Compared with the good evidence of agricultural activity at Maadi, the interment of the deceased was relatively unobtmsive, indicating a community that had perhaps undergone little social change since the Neolithic and was evidently lacking in stratification or hierarchy. A total of 600 Maadian tombs has been recovered, as opposed to more than 15,000 Predynastic graves in the south. Geographical and geological factors contribute to this imbalance: the northern cemeteries, located in areas prone to heavy flooding, might well have been buried in thick layers of Nile silt. This, however, does not explain everything, because there is also a contrast in the quality and quantity of funerary equipment in the north, compared with the Upper Egyptian situation.
The Lower Egyptian graves are characterized by extreme simplicity, comprising basic oval pits with the deceased placed in a foetal position, shrouded in a mat or in fabric, and accompanied by only one or two pottery vessels or sometimes even nothing at all.

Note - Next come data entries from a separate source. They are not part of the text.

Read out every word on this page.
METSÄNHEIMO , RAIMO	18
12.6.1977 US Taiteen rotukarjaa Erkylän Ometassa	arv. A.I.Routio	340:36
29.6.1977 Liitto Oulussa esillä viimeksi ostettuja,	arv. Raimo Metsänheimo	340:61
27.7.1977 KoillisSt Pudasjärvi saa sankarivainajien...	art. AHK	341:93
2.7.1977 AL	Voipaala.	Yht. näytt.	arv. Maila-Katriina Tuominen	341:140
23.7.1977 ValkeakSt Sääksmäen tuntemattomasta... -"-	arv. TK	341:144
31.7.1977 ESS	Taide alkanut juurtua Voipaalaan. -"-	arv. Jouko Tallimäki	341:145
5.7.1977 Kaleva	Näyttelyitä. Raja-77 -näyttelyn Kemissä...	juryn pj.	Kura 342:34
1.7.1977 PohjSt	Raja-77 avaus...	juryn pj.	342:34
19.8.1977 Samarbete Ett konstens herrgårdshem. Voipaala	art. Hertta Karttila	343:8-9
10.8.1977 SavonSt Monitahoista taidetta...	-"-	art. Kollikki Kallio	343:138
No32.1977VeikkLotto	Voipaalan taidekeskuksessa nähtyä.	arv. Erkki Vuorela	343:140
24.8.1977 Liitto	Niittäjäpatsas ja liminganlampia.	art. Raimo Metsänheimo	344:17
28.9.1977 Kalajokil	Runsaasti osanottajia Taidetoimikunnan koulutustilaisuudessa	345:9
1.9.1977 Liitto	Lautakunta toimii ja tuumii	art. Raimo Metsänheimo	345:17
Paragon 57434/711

However, as we review the development of the Northern Cultures (consisting of three phases roughly corresponding to the cemeteries of Maadi, Wadi Digla, and Heliopolis), certain tombs appear better equipped than others, without ever displaying conspicuous luxury like that found in Upper Egypt. Nevertheless, a gradual tendency towards social stratification can be discerned, and it is possible that the mixing of the graves of dogs and gazelles with those of humans is part of this process of social change. The final phase of the Maadian culture, represented by the earliest stratigraphic layers at Buto, is equivalent to the middle of the Naqada II phase (levels Ilc-d).
At the exceptional site of Buto, there are seven successive archaeological strata in which the transition between the Maadian phases and the overlapping protodynastic can be observed. During this transition, there is a perceptible increase in Naqada pottery styles, while the Maadian pottery progressively disappears. Thus the end of the Maadian culture was not an abrupt phenomenon, as the site of Maadi would suggest, but was instead a process of cultural assimilation. It is probable that, with its fluvial and maritime location, Buto was well placed for important trade, and perhaps also incorporated a palace for local rulers. While the archaeological data from Buto are less startling than the remains at Naqada, there was a comparable process of cultural development here which led, in the same way, to increased social complexity, eventually producing a society characterized by its own beliefs, rites, myths, and ideologies. This was the necessary precondition for the next great step forward in the history of Egypt, which took place in the Naqada III and Early Dynastic periods.